Our new project for the week is a little different from the commissions I usually get.  I got an email from a lady who had seen my work at City Folk’s Farm Store, and wanted me to build her a compost bin.  Not just any compost bin, but one that was 12′ long, with three 4′ bins, complete with hatches and latched doors to keep the critters out.  I said I could do that (though my own bins are considerably more shabby), and drafted a design.

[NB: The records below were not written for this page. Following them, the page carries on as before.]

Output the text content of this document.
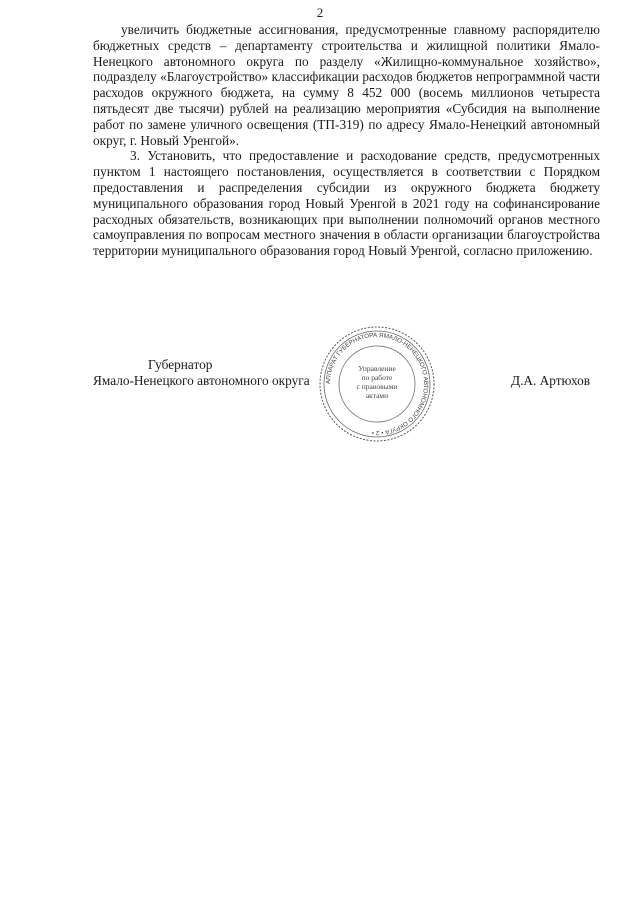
2

увеличить бюджетные ассигнования, предусмотренные главному распорядителю бюджетных средств – департаменту строительства и жилищной политики Ямало-Ненецкого автономного округа по разделу «Жилищно-коммунальное хозяйство», подразделу «Благоустройство» классификации расходов бюджетов непрограммной части расходов окружного бюджета, на сумму 8 452 000 (восемь миллионов четыреста пятьдесят две тысячи) рублей на реализацию мероприятия «Субсидия на выполнение работ по замене уличного освещения (ТП-319) по адресу Ямало-Ненецкий автономный округ, г. Новый Уренгой».

3. Установить, что предоставление и расходование средств, предусмотренных пунктом 1 настоящего постановления, осуществляется в соответствии с Порядком предоставления и распределения субсидии из окружного бюджета бюджету муниципального образования город Новый Уренгой в 2021 году на софинансирование расходных обязательств, возникающих при выполнении полномочий органов местного самоуправления по вопросам местного значения в области организации благоустройства территории муниципального образования город Новый Уренгой, согласно приложению.

Губернатор
Ямало-Ненецкого автономного округа	АППАРАТ ГУБЕРНАТОРА ЯМАЛО-НЕНЕЦКОГО АВТОНОМНОГО ОКРУГА • 2 •
Управление
по работе
с правовыми
актами
Д.А. Артюхов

Dealing with the pressure-treated lumber that this bin is made from had a few considerations in the construction.  The joints used in this project are important because they allow for the strongest attachment of the sides, but they will open up over time because pressure treated lumber is extremely wet.  As it dries, it will shrink.  Also, be aware that there will invariably be variations in the size.  Though all of the 2×4’s will nominally be 1.5″ x 3.5″, I experienced a variation of ±1/8″.  This can be a problem if you use the nominal size as your standard.  Be sure to use superimposition to lay out your joints.

The joints in this particular project are almost entirely half-laps.  It’s a lot of fairly tedious cutting, but with a careful work, they will work off the saw, and not require further fitting.  It is fastest to use the big ripsaw, but you can use a large tenon saw if you have enough plate under the spine.


Once the half-laps for the frames are cut, they can be assembled, then put aside for the moment.  I’m using heavy-duty screws that are approved for use in treated lumber (important!), as well as a waterproof adhesive.  This one is almost done, three more to go!